The man in front made a gesture with his hand, a signal for them to turn to the right of the front door. He crouched just under the window that looked out over the farm. The other man took the left side, and Garrett followed behind him. His father moved to the right.
Garrett was carrying a weapon, but he had no delusions about his ability to storm a house and take out a professional killer. He was lawyer, not a hit man. He’d leave that work to the experts.
“Remember,” he said quietly to the man in front of him. “Nothing happens to the small blonde. And forget what my father said. You find anyone with her, shoot to kill. I’ll make it worth it to you.”
The only response was a head bob.
The two professionals communicated with a signal. There seemed to be a count down. Then the man across from them took out his gun, attached a silencer and aimed it at the lock on the door and fired.
It sounded like a cough but the lock exploded and the door swung open. Silently the two men entered the house.
Both Garrett and his father stayed in position on either side of the door, leaving the work to the men they had paid to execute the plan.
Garrett sat tight and thought of Mary. How he might win her back. Maybe jewelry? Something shiny that said I’m sorry so they could start over again. His first objective was going to be getting her pregnant. It would be harder to leave him if they had a child together.

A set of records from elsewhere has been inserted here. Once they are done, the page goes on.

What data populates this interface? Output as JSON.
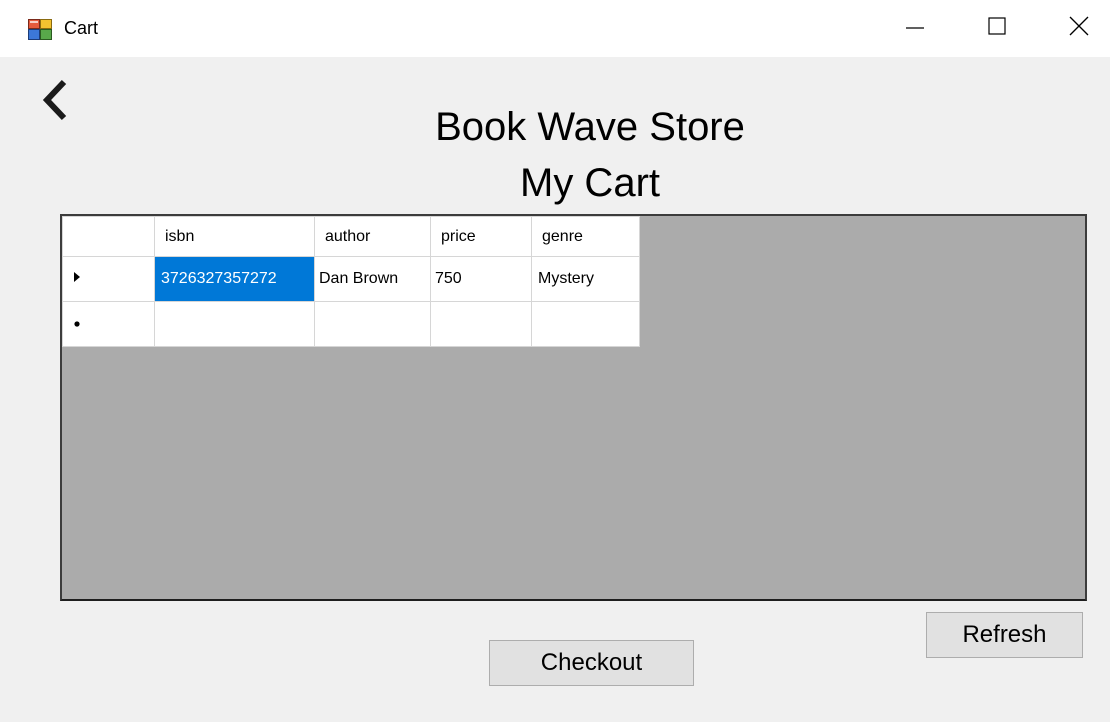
{
  "window": {
    "title": "Cart",
    "icons": {
      "app": "app-window-icon",
      "minimize": "minimize-icon",
      "maximize": "maximize-icon",
      "close": "close-icon",
      "back": "chevron-left-icon"
    }
  },
  "header": {
    "store_name": "Book Wave Store",
    "page_title": "My Cart"
  },
  "cart_table": {
    "columns": [
      "isbn",
      "author",
      "price",
      "genre"
    ],
    "rows": [
      {
        "indicator": "current-row-arrow",
        "isbn": "3726327357272",
        "author": "Dan Brown",
        "price": "750",
        "genre": "Mystery",
        "selected_cell": "isbn"
      }
    ],
    "new_row_indicator": "new-row-asterisk"
  },
  "buttons": {
    "refresh_label": "Refresh",
    "checkout_label": "Checkout"
  },
  "colors": {
    "selection": "#0078d7",
    "grid_background": "#ababab",
    "window_background": "#f0f0f0"
  }
}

All these thoughts were running through his head when the two men returned.
His father stood. “What’s wrong?”
“It’s empty.”
“They’re not here?” Garrett asked.
The other man shook his head. “No. Completely empty. No people, no furniture. Just the house.”
It took all of two seconds for Garrett to realize what that meant when the sound of rifle fire met his ears.
The blood of the man standing to his right splattered on his shirt. The blood of the man to his left got in his hair.
Their bodies instantly crumbled to the ground and Garrett could see the dark matter oozing from the holes in their heads.
Dead center in the forehead. For both of them.
Garrett looked at his father. He too was covered with splotches of blood. But as always seemed calm and unruffled by this turn of events.
“You failed,” his father said simply. “Again.”
Just then a car pulled up to the front of the house. The doors opened and a man and two women exited the car.
Garrett recognized the cop. And the man, more from the picture than the actual wedding, which had been a blur. Lucifer. The cop was obviously working with him.
“Bitch traitor.”
She pouted. “Oh. That really hurts my feelings.”
* * *
Declan pulled his gun smoothly out of his jeans and aimed it at Huntley. While Sinead kept hers on Huntley Sr. Jillian providing coverage if needed.
How easy, he thought. How easy would it be to end both of them right here. Bury them somewhere on the sprawling twenty-acre farm and call it a day.
Except Mary didn’t want him to kill. Mary didn’t want him to be responsible for cold-blooded murder.
Mary was soft. Too soft, Flynn had said.
Dec hoped she always stayed that way.
“Did you just call my girlfriend a bitch?” Dec asked Garrett as he and Sinead approached him and his father. “That’s not very nice and makes me a little angry. I don’t think you want me angry. Now I’m certain the two of you are smart enough… well, at least your father is smart enough… that if you want to get out of this situation alive you’re going to both pull your guns slowly out of your pants, drop them on the ground in front of you and kick them towards me.”